Siap Gemakan Zikir Seantero Aceh

Banda Aceh – Mantan Dirut Bank Aceh dan Wali Kota Banda Aceh, H Aminullah Usman SE Ak MM merupakan sosok yang senantiasa dekat dengan seluruh elemen masyarakat, terlebih kepada para pimpinan Dayah dan alim ulama. Hal tersebut tampak di berbagai perhelatan kegiatan yang dilaksanakan oleh para pimpinan Dayah di Banda Aceh, Aminullah yang saat ini mengemban amanah dengan memimpin belasan Organisasi Kemasyarakatan senantiasa selalu menghadirinya.

Aminullah menempatkan ulama sebagai pelita dalam segenap aktifitas kala ia memimpin Bank Aceh dan menjabat Wali Kota Banda Aceh. Bahkan ketika tak lagi berstatus orang nomor satu di Ibu Kota Provinsi Aceh, Ulama Dayah menjadi penasehat spritual dirinya dalam segala hal.

“Ulama dan umara (pemimpin) adalah satu kesatuan dalam mencapai kejayaan. Pemimpin Aceh harus takzim pada ulama, tak hanya sekedar kedekatan lembaga saja, ulama harus jadi penasehat umara,” ujar Aminullah, Kamis (12/1/2023).

Menurutnya, sosok pemimpin di bumi seuramoe mekkah tak dapat dipisahkan dengan keberadaan ulama. “Sejak masa kesultanan, bangsa Aceh mampu menahan penjajahan berkat doa dan nasihat ulama,” ungkapnya.

Kala menjabat sebagai walikota, berbagai terobosan ia lakukan sejak dimulai kepemimpinannya. Majelis Zikir dan Pengajian Gemilang (MPG) setiap malam sabtu di rumah dinas adalah terobosan baru, dan satu-satunya walikota di dunia yang melakukannya, dan di mana para ulama, pimpinan pesantren dan para tengku bergabung zikir bersama dan saling perkokoh ukhuwah.
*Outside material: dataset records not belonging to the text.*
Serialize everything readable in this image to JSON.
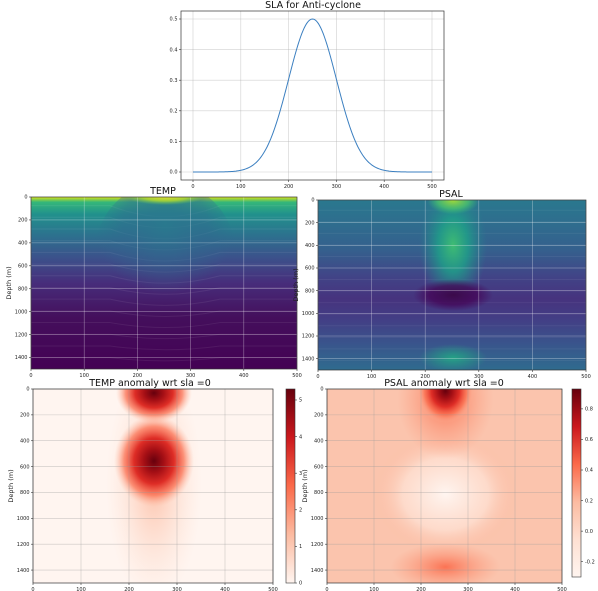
{
  "chart_data": [
    {
      "type": "line",
      "title": "SLA for Anti-cyclone",
      "x_ticks": [
        0,
        100,
        200,
        300,
        400,
        500
      ],
      "y_ticks": [
        0.0,
        0.1,
        0.2,
        0.3,
        0.4,
        0.5
      ],
      "xlim": [
        0,
        500
      ],
      "ylim": [
        0,
        0.5
      ],
      "grid": true,
      "series": [
        {
          "color": "#3b7fc0",
          "x": [
            0,
            50,
            100,
            125,
            150,
            175,
            200,
            212,
            225,
            237,
            250,
            262,
            275,
            287,
            300,
            325,
            350,
            375,
            400,
            450,
            500
          ],
          "y": [
            0.0,
            0.0,
            0.0,
            0.001,
            0.006,
            0.027,
            0.1,
            0.167,
            0.25,
            0.334,
            0.5,
            0.334,
            0.25,
            0.167,
            0.1,
            0.027,
            0.006,
            0.001,
            0.0,
            0.0,
            0.0
          ]
        }
      ]
    },
    {
      "type": "heatmap",
      "title": "TEMP",
      "ylabel": "Depth (m)",
      "x_ticks": [
        0,
        100,
        200,
        300,
        400,
        500
      ],
      "y_ticks": [
        0,
        200,
        400,
        600,
        800,
        1000,
        1200,
        1400
      ],
      "xlim": [
        0,
        500
      ],
      "ylim": [
        1500,
        0
      ],
      "colormap": "viridis",
      "grid": true
    },
    {
      "type": "heatmap",
      "title": "PSAL",
      "ylabel": "Depth (m)",
      "x_ticks": [
        0,
        100,
        200,
        300,
        400,
        500
      ],
      "y_ticks": [
        0,
        200,
        400,
        600,
        800,
        1000,
        1200,
        1400
      ],
      "xlim": [
        0,
        500
      ],
      "ylim": [
        1500,
        0
      ],
      "colormap": "viridis",
      "grid": true
    },
    {
      "type": "heatmap",
      "title": "TEMP anomaly wrt sla =0",
      "ylabel": "Depth (m)",
      "x_ticks": [
        0,
        100,
        200,
        300,
        400,
        500
      ],
      "y_ticks": [
        0,
        200,
        400,
        600,
        800,
        1000,
        1200,
        1400
      ],
      "xlim": [
        0,
        500
      ],
      "ylim": [
        1500,
        0
      ],
      "colormap": "Reds",
      "colorbar_ticks": [
        0,
        1,
        2,
        3,
        4,
        5
      ],
      "colorbar_range": [
        0,
        5.3
      ],
      "grid": true
    },
    {
      "type": "heatmap",
      "title": "PSAL anomaly wrt sla =0",
      "ylabel": "Depth (m)",
      "x_ticks": [
        0,
        100,
        200,
        300,
        400,
        500
      ],
      "y_ticks": [
        0,
        200,
        400,
        600,
        800,
        1000,
        1200,
        1400
      ],
      "xlim": [
        0,
        500
      ],
      "ylim": [
        1500,
        0
      ],
      "colormap": "Reds",
      "colorbar_ticks": [
        -0.2,
        0.0,
        0.2,
        0.4,
        0.6,
        0.8
      ],
      "colorbar_range": [
        -0.3,
        0.93
      ],
      "grid": true
    }
  ]
}
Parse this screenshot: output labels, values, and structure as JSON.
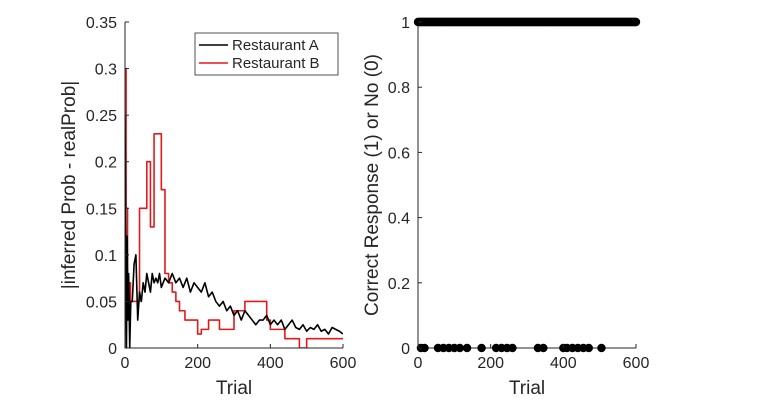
{
  "chart_data": [
    {
      "type": "line",
      "title": "",
      "xlabel": "Trial",
      "ylabel": "|inferred Prob - realProb|",
      "xlim": [
        0,
        600
      ],
      "ylim": [
        0,
        0.35
      ],
      "xticks": [
        "0",
        "200",
        "400",
        "600"
      ],
      "yticks": [
        "0",
        "0.05",
        "0.1",
        "0.15",
        "0.2",
        "0.25",
        "0.3",
        "0.35"
      ],
      "grid": false,
      "legend_position": "top-right",
      "series": [
        {
          "name": "Restaurant A",
          "color": "#000000",
          "step": false,
          "x": [
            0,
            2,
            4,
            6,
            8,
            10,
            13,
            16,
            20,
            25,
            30,
            35,
            40,
            45,
            50,
            55,
            60,
            65,
            70,
            75,
            80,
            85,
            90,
            95,
            100,
            110,
            120,
            130,
            140,
            150,
            160,
            170,
            180,
            190,
            200,
            210,
            220,
            230,
            240,
            250,
            260,
            270,
            280,
            290,
            300,
            310,
            320,
            330,
            340,
            350,
            360,
            370,
            380,
            390,
            400,
            410,
            420,
            430,
            440,
            450,
            460,
            470,
            480,
            490,
            500,
            510,
            520,
            530,
            540,
            550,
            560,
            570,
            580,
            590,
            600
          ],
          "values": [
            0.25,
            0.13,
            0.0,
            0.12,
            0.03,
            0.08,
            0.0,
            0.05,
            0.05,
            0.09,
            0.1,
            0.03,
            0.06,
            0.05,
            0.07,
            0.06,
            0.08,
            0.07,
            0.06,
            0.08,
            0.07,
            0.075,
            0.07,
            0.08,
            0.065,
            0.075,
            0.07,
            0.08,
            0.07,
            0.075,
            0.065,
            0.075,
            0.06,
            0.07,
            0.065,
            0.06,
            0.07,
            0.055,
            0.06,
            0.05,
            0.045,
            0.05,
            0.04,
            0.045,
            0.035,
            0.04,
            0.03,
            0.04,
            0.035,
            0.03,
            0.025,
            0.03,
            0.03,
            0.035,
            0.025,
            0.03,
            0.025,
            0.03,
            0.02,
            0.025,
            0.03,
            0.022,
            0.02,
            0.025,
            0.018,
            0.022,
            0.02,
            0.025,
            0.018,
            0.02,
            0.015,
            0.022,
            0.02,
            0.018,
            0.015
          ]
        },
        {
          "name": "Restaurant B",
          "color": "#e31a1c",
          "step": true,
          "x": [
            0,
            3,
            7,
            12,
            15,
            40,
            60,
            70,
            80,
            100,
            110,
            120,
            130,
            140,
            150,
            165,
            200,
            210,
            230,
            260,
            300,
            330,
            350,
            390,
            400,
            440,
            480,
            500,
            520,
            600
          ],
          "values": [
            0.3,
            0.15,
            0.05,
            0.07,
            0.05,
            0.15,
            0.2,
            0.13,
            0.23,
            0.17,
            0.08,
            0.07,
            0.06,
            0.05,
            0.04,
            0.03,
            0.015,
            0.02,
            0.03,
            0.02,
            0.04,
            0.05,
            0.05,
            0.03,
            0.02,
            0.01,
            0.0,
            0.01,
            0.01,
            0.01
          ]
        }
      ]
    },
    {
      "type": "scatter",
      "title": "",
      "xlabel": "Trial",
      "ylabel": "Correct Response (1) or No (0)",
      "xlim": [
        0,
        600
      ],
      "ylim": [
        0,
        1
      ],
      "xticks": [
        "0",
        "200",
        "400",
        "600"
      ],
      "yticks": [
        "0",
        "0.2",
        "0.4",
        "0.6",
        "0.8",
        "1"
      ],
      "grid": false,
      "series": [
        {
          "color": "#000000",
          "x": [
            8,
            18,
            55,
            70,
            85,
            100,
            115,
            135,
            175,
            215,
            230,
            245,
            260,
            330,
            345,
            400,
            410,
            425,
            440,
            455,
            470,
            505
          ],
          "values": [
            0,
            0,
            0,
            0,
            0,
            0,
            0,
            0,
            0,
            0,
            0,
            0,
            0,
            0,
            0,
            0,
            0,
            0,
            0,
            0,
            0,
            0
          ]
        },
        {
          "color": "#000000",
          "x_range": [
            0,
            600
          ],
          "x_step": 2,
          "value": 1
        }
      ]
    }
  ]
}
Dalam konteks pembinaan Syariat Islam ia kokoh pada nasehat ulama. Di masa kepemimpinannya, dari segi agama, indeks Kota Syariah naik signifikan. Diketahui sebelumnya indeks Kota Syariah pada tahun 2019 sebesar 69,70. Kemudian naik menjadi 75,22 pada tahun 2020, dan meningkat menjadi 76,77 pada tahun 2021.

Selain itu, di tangannya Banda Aceh berhasil menekan jumlah pelanggaran syariat Islam menjadi 53 kasus pada 2021, dari yang sebelumnya 97 kasus di tahun 2019, serta 90 kasus pelanggaran pada 2020.

Tak hanya menjadikan Banda Aceh sebagai Kota Zikir, sekaligus berupaya semaksimal mungkin melahirkan kader ulama yang Hafidz/Hafidzah, bahkan memerangi riba pun menuai restu ulama.

Program syariat lainnya, yakni gerakan pengiriman santri Tahfidz Banda Aceh keluar negeri khususnya Malaysia dan Yala, Thailand menjadi bidikannya. Tentu harapan itu butuh kerja keras dan cerdas semua lini. Semua Institusi harus bergerak cepat dan seirama dalam mewujudkan mimpinya.

Pada masa pemerintahannya, setiap kebijakan serta-merta melibatkan ulama. Bahkan di akhir masa jabatannya, ia meminta doa para ulama agar Banda Aceh berkembang dan maju dalam bingkai syariah.

“Insyaallah kita siap gemakan zikir seantero Aceh. Menegakkan syariat oleh pemerintah bersama ulama dapat menjadi contoh dalam menjalankan birokrasi yang sehat dalam mensejahterakan rakyat,”, pungkasnya.